Since my former college RA is sharing her recipe for homemade yogurt which I've been thinking about trying ... here's how I do sourdough bread.  I'm not going to post the recipe from King Arthur flour, but here's the starter I use, and the pretty pot I keep it in (recipes included when you order from them).


When you get the starter, you feed it with a batch of 2:1 flour:water a few times to wake it up.  After that, it's important to either stick it in the fridge or take out a cup every 3-4 days and feed with flour/water. 


Heres some not-entirely-unhealthy starter.  Bubbles are good.  Orange and stinky are not.

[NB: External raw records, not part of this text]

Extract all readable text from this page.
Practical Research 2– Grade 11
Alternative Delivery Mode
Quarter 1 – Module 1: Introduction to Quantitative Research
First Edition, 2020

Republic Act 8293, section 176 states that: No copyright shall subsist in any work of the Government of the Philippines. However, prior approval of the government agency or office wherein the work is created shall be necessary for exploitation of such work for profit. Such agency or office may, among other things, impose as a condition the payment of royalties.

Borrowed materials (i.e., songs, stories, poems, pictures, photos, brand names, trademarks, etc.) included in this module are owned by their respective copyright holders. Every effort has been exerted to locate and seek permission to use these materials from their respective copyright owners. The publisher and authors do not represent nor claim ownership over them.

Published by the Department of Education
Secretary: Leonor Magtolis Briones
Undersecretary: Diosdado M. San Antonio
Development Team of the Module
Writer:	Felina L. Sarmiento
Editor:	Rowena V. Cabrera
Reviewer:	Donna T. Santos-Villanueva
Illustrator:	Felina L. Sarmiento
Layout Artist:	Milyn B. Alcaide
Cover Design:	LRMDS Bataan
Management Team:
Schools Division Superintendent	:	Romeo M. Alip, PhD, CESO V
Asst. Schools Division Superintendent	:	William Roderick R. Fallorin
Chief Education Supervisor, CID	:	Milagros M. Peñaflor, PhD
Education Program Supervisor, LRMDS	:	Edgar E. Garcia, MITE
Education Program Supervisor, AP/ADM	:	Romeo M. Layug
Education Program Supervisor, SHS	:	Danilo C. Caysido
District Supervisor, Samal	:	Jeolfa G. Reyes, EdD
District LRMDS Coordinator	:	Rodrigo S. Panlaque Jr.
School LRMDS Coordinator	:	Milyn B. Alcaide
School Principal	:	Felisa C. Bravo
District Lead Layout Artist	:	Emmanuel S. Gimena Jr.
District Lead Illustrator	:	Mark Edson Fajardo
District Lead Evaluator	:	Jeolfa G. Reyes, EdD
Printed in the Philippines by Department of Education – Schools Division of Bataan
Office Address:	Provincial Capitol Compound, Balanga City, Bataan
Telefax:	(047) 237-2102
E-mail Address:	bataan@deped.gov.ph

There are two options for making bread, the OK way and the damn good sourdough way.  The OK way involves mixing starter with flour, water, salt, and bread yeast, kneading, letting rise for a while, turning into 2 loaves, letting rise for a while, then baking.  The damn good sourdough way only uses yeast from the starter.  Mix with flour and water, let sit for a few hours, then overnight in the fridge.  The next morning, mix in a bit more flour and salt, knead, rise, form loaves, rise, bake.  It's not always pretty, but it's damn good sourdough.

After you have a healthy colony established, you can give some to friends (so they can return the favor if yours ever goes bad), or stick some in the freezer to revive if yours goes bad (I haven't tried reviving, but the internet informs me it works).

Kneading can probably be done in a stand mixer, but it's 10 minutes of work, so I'm happy doing it by hand.

You can make sourdough biscuits.  I use this recipe.

This does throw off 2-3 recipes / week to keep your starter healthy out of the fridge, so I always have bread to give people, but I think it'll keep for a week or two in the fridge before you need to feed it.

I basically don't buy bread anymore because OMG Sourdough so good! But I have to imagine that the flour needed to keep starter & bread going (we use King Arthur all-purpose flour) isn't price competitive with basic bread.  It's a good way to work on measuring with a 3 year old, though.